Non-IFRS cloud revenue is now expected to be in a range of €8.3 billion to €8.7 billion at constant currencies (2019: €7.01 billion), up 18% to 24% at constant currencies. The previous range was €8.7 billion to €9.0 billion at constant currencies.
Non-IFRS cloud and software revenue is now expected to be in a range of €23.4 to €24.0 billion at constant currencies (2019: €23.09 billion), up 1% to 4% at constant currencies. The previous range was €24.7 to €25.1 billion at constant currencies.
Non-IFRS total revenue is now expected to be in a range of €27.8 to €28.5 billion at constant currencies (2019: €27.63 billion), up 1% to 3% at constant currencies.
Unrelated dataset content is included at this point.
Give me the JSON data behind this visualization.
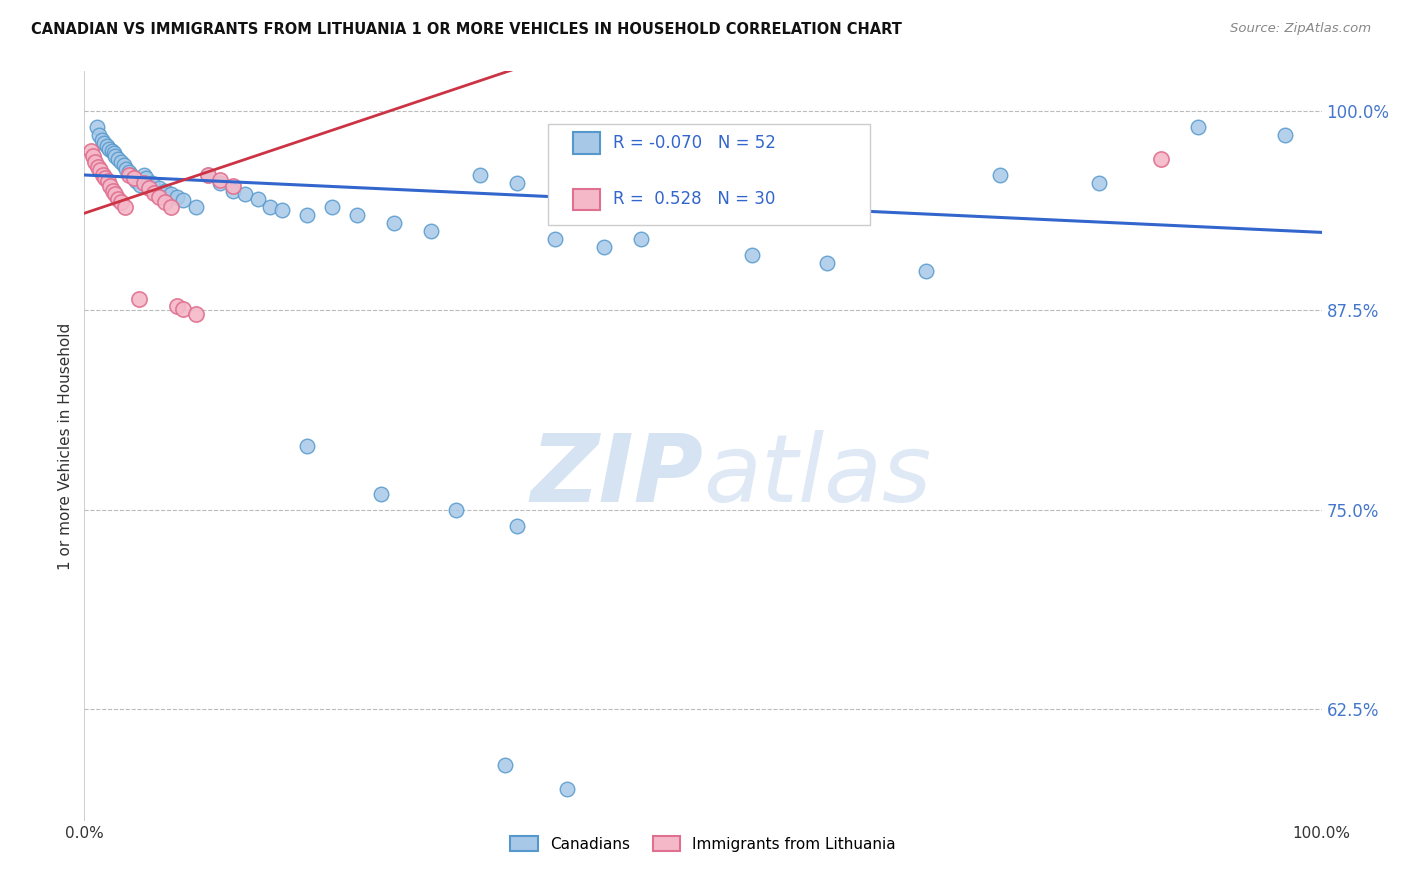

The previous range was €29.2 to €29.7 billion at constant currencies.
Non-IFRS operating profit is now expected to be in a range of €8.1 to €8.7 billion at constant currencies (2019: €8.21 billion), down 1% to up 6% at constant currencies. The previous range was €8.9 to €9.3 billion at constant currencies.
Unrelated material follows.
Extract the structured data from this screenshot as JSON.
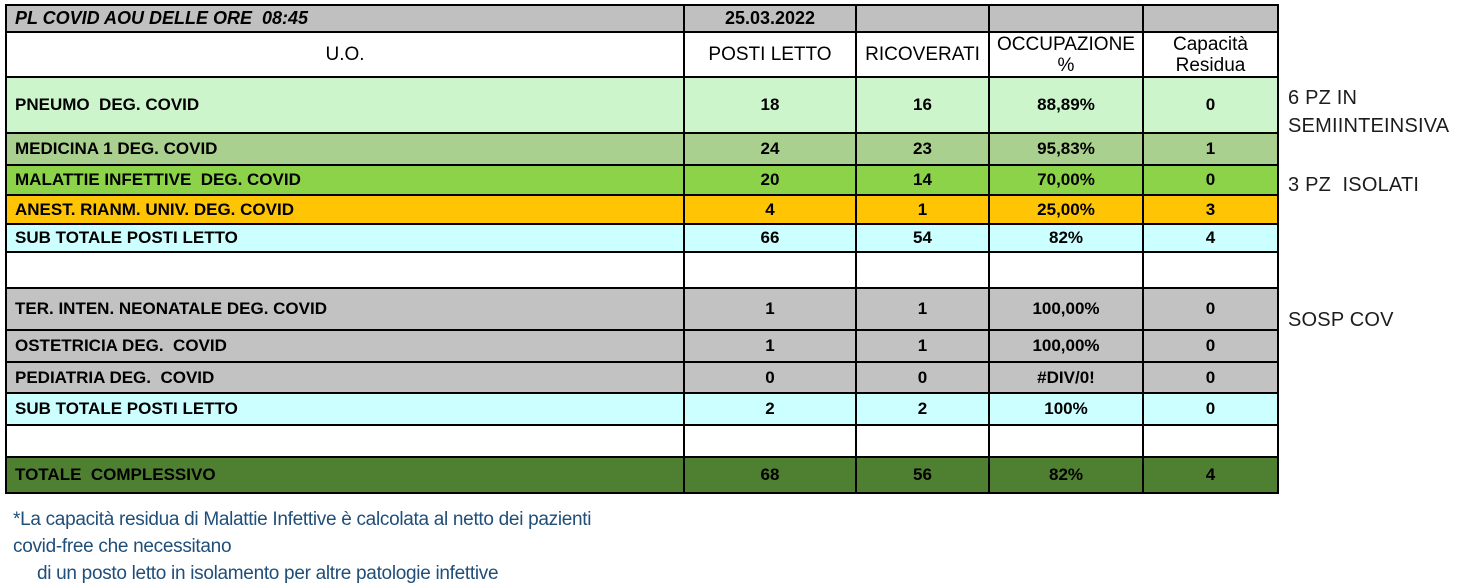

The share of more predictable revenue (defined as the total of cloud revenue and software support revenue) is now expected to reach approximately 72%. The respective previously expected share was approximately 70%. While SAP’s full-year 2020 business outlook is at constant currencies, actual currency reported figures are expected to be impacted by currency exchange rate fluctuations as the Company progresses through the year.
SAP confirms its 2023 ambition which was previously published in its 2019 Integrated Report.
The Company remains in its quiet period until reporting its complete first quarter 2020 results on April 21st when it will provide further details on its first quarter and projected full-year 2020 performance.
This press release and all information therein is preliminary and unaudited. The 2019 comparative numbers for first quarter only include Qualtrics revenues and profits from acquisition date of January 23rd.
First Quarter 2020 Quarterly Statement
SAP’s first quarter 2020 quarterly statement will be published on April 21, 2020 and will be available for download at www.sap.com/investor.
SAP senior management will host a financial analyst conference call on Tuesday, April 21st at 2:00 PM (CET) / 1:00 PM (GMT) / 8:00 AM (Eastern) / 5:00 AM (Pacific). The call will be webcast live on the Company’s website at www.sap.com/investor and will be available for replay. Supplementary financial information pertaining to the first quarter results can be found at www.sap.com/investor.
 Share of more predictable revenue is the total of non-IFRS cloud revenue and non-IFRS software support revenue as a percentage of total revenue.